Dyes

 

The role of the dye in the DSC consists in absorbing the solar radiation and to pump electrons into the semiconductor. The dye is regenerated by accepting an electron from the redox couple. In order to increase the efficiency of the cell, dyes must present some spefic characteristics:

- Strong absorption of the solar spectrum on the visible and near-IR.
- Effective binding to the semiconductor.
- Excited State Oxidation Potential energy higher (more positive) than the semiconductore CB edge to efficiently inject photoexcited electrons.
- Ground State Oxidation Potential lower  (more negative) than the that of the redox mediator for a fast regeneration step.
- Rapid electron injection with respect to the decay times of the excited state.

 

Up to now, the renowned N3 and N719 Ru(II)-polypyridyl photosensitizers, have shown the highest performances, with solar energy-to-electricity conversion efficiencies exceeding 11%. To achieve higher efficiencies, new dyes and a deeper understanding of the interaction between the dye and the TiO2 nanoparticle are essential. There is a tremendous impetus in the design of new and more efficient sensitizers and to this end, we have employed molecular engineering together with advanced quantum chemical calculations.

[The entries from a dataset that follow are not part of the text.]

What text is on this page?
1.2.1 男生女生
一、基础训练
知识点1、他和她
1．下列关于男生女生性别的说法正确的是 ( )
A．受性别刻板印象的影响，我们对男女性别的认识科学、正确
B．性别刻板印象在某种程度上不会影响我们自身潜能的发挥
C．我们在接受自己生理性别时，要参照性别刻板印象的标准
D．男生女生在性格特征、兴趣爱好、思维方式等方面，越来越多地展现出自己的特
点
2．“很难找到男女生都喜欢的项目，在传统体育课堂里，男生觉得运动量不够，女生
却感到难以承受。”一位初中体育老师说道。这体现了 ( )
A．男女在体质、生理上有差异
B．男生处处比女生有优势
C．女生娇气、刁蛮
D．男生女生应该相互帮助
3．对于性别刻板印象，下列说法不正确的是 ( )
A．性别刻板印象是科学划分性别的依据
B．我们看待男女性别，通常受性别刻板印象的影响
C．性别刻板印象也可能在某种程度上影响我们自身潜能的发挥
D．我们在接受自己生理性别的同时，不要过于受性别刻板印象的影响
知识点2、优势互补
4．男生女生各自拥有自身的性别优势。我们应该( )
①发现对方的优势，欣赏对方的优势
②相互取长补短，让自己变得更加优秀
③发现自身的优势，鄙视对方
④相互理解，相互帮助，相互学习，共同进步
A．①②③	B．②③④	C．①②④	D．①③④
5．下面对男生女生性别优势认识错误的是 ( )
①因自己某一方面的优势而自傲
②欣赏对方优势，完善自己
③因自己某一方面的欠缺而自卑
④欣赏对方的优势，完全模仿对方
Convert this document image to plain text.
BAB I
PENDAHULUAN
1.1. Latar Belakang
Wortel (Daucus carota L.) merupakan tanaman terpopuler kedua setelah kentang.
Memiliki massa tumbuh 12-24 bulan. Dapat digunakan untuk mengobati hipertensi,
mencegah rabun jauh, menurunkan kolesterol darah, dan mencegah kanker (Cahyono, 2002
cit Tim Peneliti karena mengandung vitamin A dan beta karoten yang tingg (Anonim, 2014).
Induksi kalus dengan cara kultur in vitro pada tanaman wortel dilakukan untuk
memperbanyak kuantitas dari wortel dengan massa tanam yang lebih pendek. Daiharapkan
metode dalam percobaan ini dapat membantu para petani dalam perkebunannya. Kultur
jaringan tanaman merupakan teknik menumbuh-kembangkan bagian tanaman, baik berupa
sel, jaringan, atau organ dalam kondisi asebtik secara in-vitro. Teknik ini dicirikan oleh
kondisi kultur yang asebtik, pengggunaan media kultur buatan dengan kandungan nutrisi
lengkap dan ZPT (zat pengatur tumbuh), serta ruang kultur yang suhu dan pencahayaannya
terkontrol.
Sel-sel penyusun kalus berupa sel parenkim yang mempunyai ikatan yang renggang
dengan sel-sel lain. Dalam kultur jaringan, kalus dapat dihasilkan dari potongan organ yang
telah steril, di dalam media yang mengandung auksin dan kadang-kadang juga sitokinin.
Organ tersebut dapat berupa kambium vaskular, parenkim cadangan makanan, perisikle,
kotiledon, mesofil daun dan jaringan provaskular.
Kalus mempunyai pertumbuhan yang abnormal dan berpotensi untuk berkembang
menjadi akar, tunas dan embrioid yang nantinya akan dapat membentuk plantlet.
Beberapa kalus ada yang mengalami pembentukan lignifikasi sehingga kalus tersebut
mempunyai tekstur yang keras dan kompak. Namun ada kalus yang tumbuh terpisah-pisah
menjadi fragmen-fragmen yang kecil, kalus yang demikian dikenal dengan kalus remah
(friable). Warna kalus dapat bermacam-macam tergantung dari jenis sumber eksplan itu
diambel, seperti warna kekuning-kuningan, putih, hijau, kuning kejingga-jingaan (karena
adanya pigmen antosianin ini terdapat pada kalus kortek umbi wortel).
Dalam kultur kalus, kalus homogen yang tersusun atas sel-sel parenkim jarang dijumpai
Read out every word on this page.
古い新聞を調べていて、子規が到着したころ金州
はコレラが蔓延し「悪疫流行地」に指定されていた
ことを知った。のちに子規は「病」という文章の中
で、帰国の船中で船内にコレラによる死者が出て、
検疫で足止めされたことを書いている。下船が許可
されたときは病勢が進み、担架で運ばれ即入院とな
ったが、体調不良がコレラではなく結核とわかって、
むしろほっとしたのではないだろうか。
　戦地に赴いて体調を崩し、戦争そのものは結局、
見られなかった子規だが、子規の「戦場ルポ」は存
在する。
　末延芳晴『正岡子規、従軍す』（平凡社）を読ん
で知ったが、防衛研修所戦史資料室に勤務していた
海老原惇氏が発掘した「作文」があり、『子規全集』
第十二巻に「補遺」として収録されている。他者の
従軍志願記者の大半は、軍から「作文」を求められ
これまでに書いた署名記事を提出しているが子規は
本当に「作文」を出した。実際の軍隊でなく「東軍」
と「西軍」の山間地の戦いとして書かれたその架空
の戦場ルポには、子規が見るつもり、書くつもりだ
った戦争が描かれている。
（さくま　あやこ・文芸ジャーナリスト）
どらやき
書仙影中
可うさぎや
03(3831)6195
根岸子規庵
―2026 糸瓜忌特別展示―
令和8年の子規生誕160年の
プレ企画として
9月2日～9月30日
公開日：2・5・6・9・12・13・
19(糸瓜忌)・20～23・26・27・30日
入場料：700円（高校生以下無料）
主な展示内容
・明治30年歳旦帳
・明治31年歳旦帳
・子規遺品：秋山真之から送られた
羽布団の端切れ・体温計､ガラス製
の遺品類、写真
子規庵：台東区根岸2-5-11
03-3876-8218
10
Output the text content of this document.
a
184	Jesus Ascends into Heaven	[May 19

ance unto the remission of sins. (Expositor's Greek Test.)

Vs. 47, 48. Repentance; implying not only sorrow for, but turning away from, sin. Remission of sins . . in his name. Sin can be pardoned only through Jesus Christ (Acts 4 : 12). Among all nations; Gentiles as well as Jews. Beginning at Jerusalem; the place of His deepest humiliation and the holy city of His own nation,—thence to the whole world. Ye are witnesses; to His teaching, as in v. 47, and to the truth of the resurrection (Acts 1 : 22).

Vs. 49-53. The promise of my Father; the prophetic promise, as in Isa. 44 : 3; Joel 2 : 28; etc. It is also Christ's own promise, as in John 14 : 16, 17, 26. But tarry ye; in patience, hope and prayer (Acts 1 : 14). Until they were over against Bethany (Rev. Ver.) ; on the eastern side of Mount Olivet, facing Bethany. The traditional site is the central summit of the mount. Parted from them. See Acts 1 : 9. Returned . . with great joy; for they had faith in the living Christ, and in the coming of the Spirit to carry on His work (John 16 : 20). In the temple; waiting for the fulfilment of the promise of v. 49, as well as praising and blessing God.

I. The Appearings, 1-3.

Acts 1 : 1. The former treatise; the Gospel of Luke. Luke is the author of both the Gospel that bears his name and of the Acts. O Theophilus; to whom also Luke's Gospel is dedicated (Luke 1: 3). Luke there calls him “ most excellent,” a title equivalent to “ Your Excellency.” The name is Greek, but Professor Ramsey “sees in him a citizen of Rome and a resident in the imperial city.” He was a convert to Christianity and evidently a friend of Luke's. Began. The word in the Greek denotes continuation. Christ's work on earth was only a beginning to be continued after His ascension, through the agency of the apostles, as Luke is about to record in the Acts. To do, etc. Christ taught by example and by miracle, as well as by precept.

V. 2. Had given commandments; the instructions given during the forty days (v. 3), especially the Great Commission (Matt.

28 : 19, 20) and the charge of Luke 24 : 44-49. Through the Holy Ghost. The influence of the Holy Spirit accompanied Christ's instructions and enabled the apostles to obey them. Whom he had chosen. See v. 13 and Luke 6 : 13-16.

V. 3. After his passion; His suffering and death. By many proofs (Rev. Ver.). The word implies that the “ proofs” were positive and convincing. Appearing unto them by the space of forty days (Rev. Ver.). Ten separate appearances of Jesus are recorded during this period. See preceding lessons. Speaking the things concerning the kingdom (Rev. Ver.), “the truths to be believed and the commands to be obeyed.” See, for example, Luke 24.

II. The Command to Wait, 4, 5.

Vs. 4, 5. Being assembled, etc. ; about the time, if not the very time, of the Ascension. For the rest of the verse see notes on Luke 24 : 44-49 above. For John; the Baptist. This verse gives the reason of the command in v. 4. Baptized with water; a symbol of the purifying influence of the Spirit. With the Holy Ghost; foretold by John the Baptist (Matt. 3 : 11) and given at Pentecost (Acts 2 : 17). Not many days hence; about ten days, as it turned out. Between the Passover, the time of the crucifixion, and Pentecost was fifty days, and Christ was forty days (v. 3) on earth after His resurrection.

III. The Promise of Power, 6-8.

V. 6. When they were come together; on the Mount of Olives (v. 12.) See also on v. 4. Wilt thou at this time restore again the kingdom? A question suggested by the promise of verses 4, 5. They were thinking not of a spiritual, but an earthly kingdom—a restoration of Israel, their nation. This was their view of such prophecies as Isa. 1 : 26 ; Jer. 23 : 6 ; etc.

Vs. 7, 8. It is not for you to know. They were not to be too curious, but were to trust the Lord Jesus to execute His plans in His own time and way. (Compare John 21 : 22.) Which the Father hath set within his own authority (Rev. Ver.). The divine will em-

Fully organic sensitizers have been only recently received attention for application in DSC. Due to the lack of systematic computational investigations on organic dyes, we have carefully investigated many aspects concerning their photophysical properties highlighting some problems with “conventional” theoretical approaches that need to be properly addressed for a thorough understanding of this extremely important class of dye-sensitizer.

 

References:

Nazeeruddin, M. K.; De Angelis, F.;  Fantacci, S.;  Selloni, A.;  Viscardi, G.;  Liska, P.;  Ito, S.; Bessho,  T.; Graetzel, M.  J. Am.Chem. Soc. 2005, 127, 16835-16847.

De Angelis, F.; Fantacci, S.;  Selloni, A. Nanotech., 2008, 424002

Pastore, M.; Fantacci, S.; De Angelis, F. J. Phys. Chem. C 2010, 114, 22742-22750.

Pastore, M.; Mosconi, E.; De Angelis, F.; Graetzel, M. J. Phys. Chem. C 2010, 114, 7205-7212.